Oh furgdsake let the guy in. The guy has been let in.
‘Dick there’s a chap here who’s come to measure the carpets or something, do you know anything about that?’ We wait for the answers that travel down the wire, ‘Right I’ll send him up. Cheerio.’
Receiver goes down; measuring-tape man goes up. The stairs are carpeted with what looks like velvet, ostentatious flooring if you ask me, but you can never tell what’s up with things like this can you? Like 4-ply toilet roll as opposed to the Basics range, the former will outprice the latter but the feeling on the cheeks and the necessity of hygiene should not be forsaken. Thick pile carpets. Perhaps they’re an investment, or taste, like the wood panelling covering those boardroom walls. Hardwood panels look like relics unearthed from a ginormous chocolate box; blocks etched in with grooves and stuck down with saliva. Never melts though, it’s Dickensian cold in there.

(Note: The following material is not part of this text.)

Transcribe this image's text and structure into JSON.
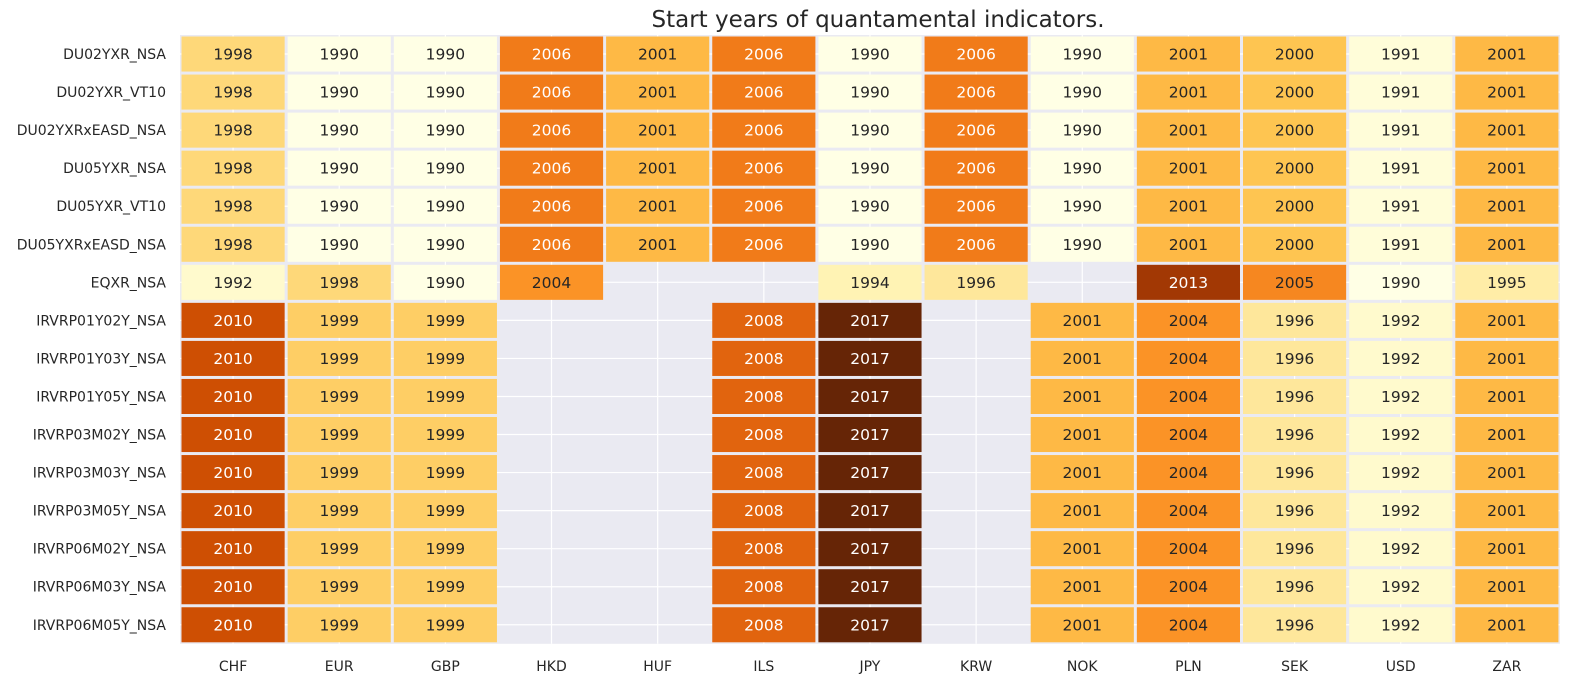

And again again, when will there be Peace On Earth? This time the commander-in-chief descends the staircase, lapels of his blazer flap with every bound: down one step two, down another step two. He is plump with a stride and affable. One admires the consistency about him. Right arm outstretched and a friendly grasp, the adversaries shake hands and ascend the fluffy-dustiness rocking bannisters as they go.
‘New. Router. Set-Up.'
That’s his entrance and his introduction. Flummoxes the captain - manning the phones and guarding the locked doors and stirring the cafetiere over there.
‘Is that something to do with the Internet?’
‘Yes. I’m here for the migration. I think that’s what er – Sara? Sally? Sandy?’
‘Sandra is it?’
‘Yeah that’s her.’
‘Well Sandra’s not in today,’ there’s the sigh of the recognition of a problem expelled from the captain’s lungs. In his heyday he wore a sharp suit and hat with a brim, possibly a trilby and an understated watch. Blue cigarette smoke filled the rooms. That was back then and now he’s hesitant about the concept of a router, aren’t we all captain aren’t we all.
‘Let me see if she’s in…’
The man with the purpose of the web rummages over boxes and passes through piles of paper stacked up with no discernible purpose. The captain stacked those, over 40 years he’s been doing it, I watched him place a sheet upon a stack once - it was lyrical and effortlessly unconsidered. Continue we must and the phones will ring, the curtains will hang and the minute details of everyday humdrum will blur into one long life split in two: day and night.
‘They need to reconfigure the firewall.’
‘They need to re-con-fig-ure the fire-wall?’ Looking up from his papers and letting out another sigh tempered by stale coffee, quite flatly put, ‘Who are they and what is that?’
And I live for the mediocre goings-on of another day.